The second one is tricky because there are loops at multiple levels of the call stack, and it's not clear how the responsibilities are shared across the different calls.
Comment 15 Telesto 2020-09-08 11:28:56 UTC
I would call a 50% reduction sounds already quite an improvement
Comment 16 Commit Notification 2020-09-09 06:26:18 UTC
Noel Grandin committed a patch related to this issue.
It has been pushed to "master":

https://git.libreoffice.org/core/commit/1159f58831c69680e9f10767d5358e13b66579dd

tdf#119286 speed up find/replace

It will be available in 7.1.0.

The patch should be included in the daily builds available at
https://dev-builds.libreoffice.org/daily/ in the next 24-48 hours. More
information about daily builds can be found at:
https://wiki.documentfoundation.org/Testing_Daily_Builds

Affected users are encouraged to test the fix and report feedback.
Comment 17 Xisco Faulí 2020-09-09 11:04:19 UTC
in my case, times after the patch is 23 seconds, before the patch, it is 42 seconds. Nicee!!

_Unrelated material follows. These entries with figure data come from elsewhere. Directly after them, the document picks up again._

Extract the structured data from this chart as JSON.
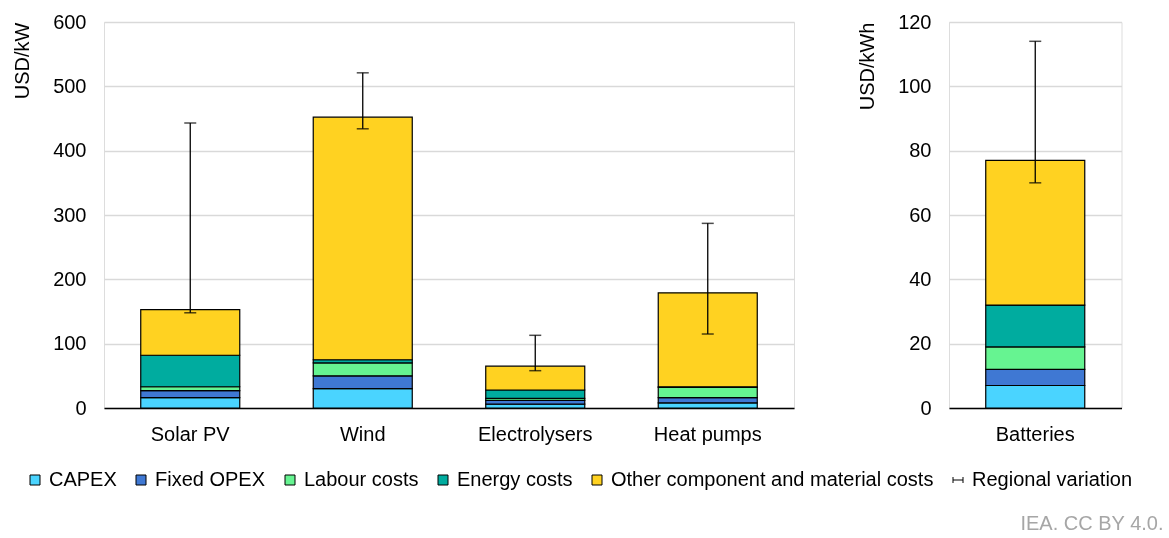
{
  "chart_data": [
    {
      "type": "bar",
      "stacked": true,
      "categories": [
        "Solar PV",
        "Wind",
        "Electrolysers",
        "Heat pumps"
      ],
      "ylabel": "USD/kW",
      "ylim": [
        0,
        600
      ],
      "yticks": [
        0,
        100,
        200,
        300,
        400,
        500,
        600
      ],
      "grid": "y",
      "legend": "bottom",
      "series": [
        {
          "name": "CAPEX",
          "color": "#4ad4ff",
          "values": [
            16,
            30,
            6,
            8
          ]
        },
        {
          "name": "Fixed OPEX",
          "color": "#3f78d3",
          "values": [
            11,
            20,
            6,
            8
          ]
        },
        {
          "name": "Labour costs",
          "color": "#66f491",
          "values": [
            6,
            20,
            3,
            16
          ]
        },
        {
          "name": "Energy costs",
          "color": "#00ac9f",
          "values": [
            49,
            5,
            13,
            1
          ]
        },
        {
          "name": "Other component and material costs",
          "color": "#ffd221",
          "values": [
            71,
            377,
            37,
            146
          ],
          "errors": [
            [
              148,
              443
            ],
            [
              434,
              521
            ],
            [
              58,
              113
            ],
            [
              115,
              287
            ]
          ]
        },
        {
          "name": "Regional variation",
          "color": "#000000",
          "values": [
            null,
            null,
            null,
            null
          ]
        }
      ]
    },
    {
      "type": "bar",
      "stacked": true,
      "categories": [
        "Batteries"
      ],
      "ylabel": "USD/kWh",
      "ylim": [
        0,
        120
      ],
      "yticks": [
        0,
        20,
        40,
        60,
        80,
        100,
        120
      ],
      "grid": "y",
      "series": [
        {
          "color": "#4ad4ff",
          "values": [
            7
          ]
        },
        {
          "color": "#3f78d3",
          "values": [
            5
          ]
        },
        {
          "color": "#66f491",
          "values": [
            7
          ]
        },
        {
          "color": "#00ac9f",
          "values": [
            13
          ]
        },
        {
          "color": "#ffd221",
          "values": [
            45
          ],
          "errors": [
            [
              70,
              114
            ]
          ]
        }
      ],
      "annotations": [
        "IEA. CC BY 4.0."
      ]
    }
  ]
}
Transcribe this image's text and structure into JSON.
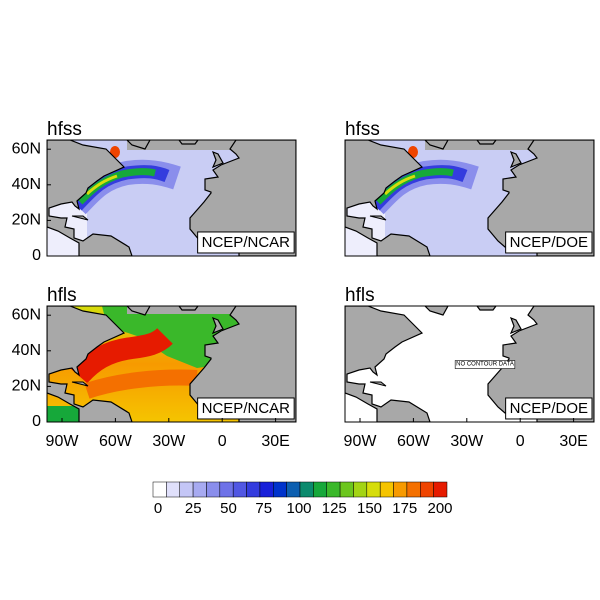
{
  "panels": [
    {
      "title": "hfss",
      "label": "NCEP/NCAR"
    },
    {
      "title": "hfss",
      "label": "NCEP/DOE"
    },
    {
      "title": "hfls",
      "label": "NCEP/NCAR"
    },
    {
      "title": "hfls",
      "label": "NCEP/DOE",
      "note": "NO CONTOUR DATA"
    }
  ],
  "lat_ticks": [
    "0",
    "20N",
    "40N",
    "60N"
  ],
  "lon_ticks": [
    "90W",
    "60W",
    "30W",
    "0",
    "30E"
  ],
  "colorbar": {
    "labels": [
      "0",
      "25",
      "50",
      "75",
      "100",
      "125",
      "150",
      "175",
      "200"
    ],
    "colors": [
      "#ffffff",
      "#e0e0fb",
      "#c4c6f6",
      "#a7aaf1",
      "#8a8eec",
      "#6e72e8",
      "#5157e3",
      "#343cde",
      "#1820d9",
      "#0033cc",
      "#0d5fb0",
      "#0b8a6d",
      "#16a83a",
      "#3ab82a",
      "#6cc61e",
      "#a3d414",
      "#d6dd0b",
      "#f5c400",
      "#f79a00",
      "#f47000",
      "#ef4400",
      "#e61b00"
    ]
  }
}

@Noel, thanks for fixing this issue. I'll create a follow-up enhancement with the info from comment 14
Comment 18 Buovjaga 2020-09-09 11:32:34 UTC
(In reply to Xisco Faulí from comment #17)
> in my case, times after the patch is 23 seconds, before the patch, it is 42
> seconds. Nicee!!
> 
> @Noel, thanks for fixing this issue. I'll create a follow-up enhancement
> with the info from comment 14

I already created them and added to See also earlier.
Comment 19 Commit Notification 2020-09-09 18:14:52 UTC
Noel Grandin committed a patch related to this issue.
It has been pushed to "libreoffice-7-0":

https://git.libreoffice.org/core/commit/ee05abb5a41ed3fc898963dda06675ddbef8dbf5

tdf#119286 speed up find/replace

It will be available in 7.0.2.

The patch should be included in the daily builds available at
https://dev-builds.libreoffice.org/daily/ in the next 24-48 hours. More
information about daily builds can be found at:
https://wiki.documentfoundation.org/Testing_Daily_Builds

Affected users are encouraged to test the fix and report feedback.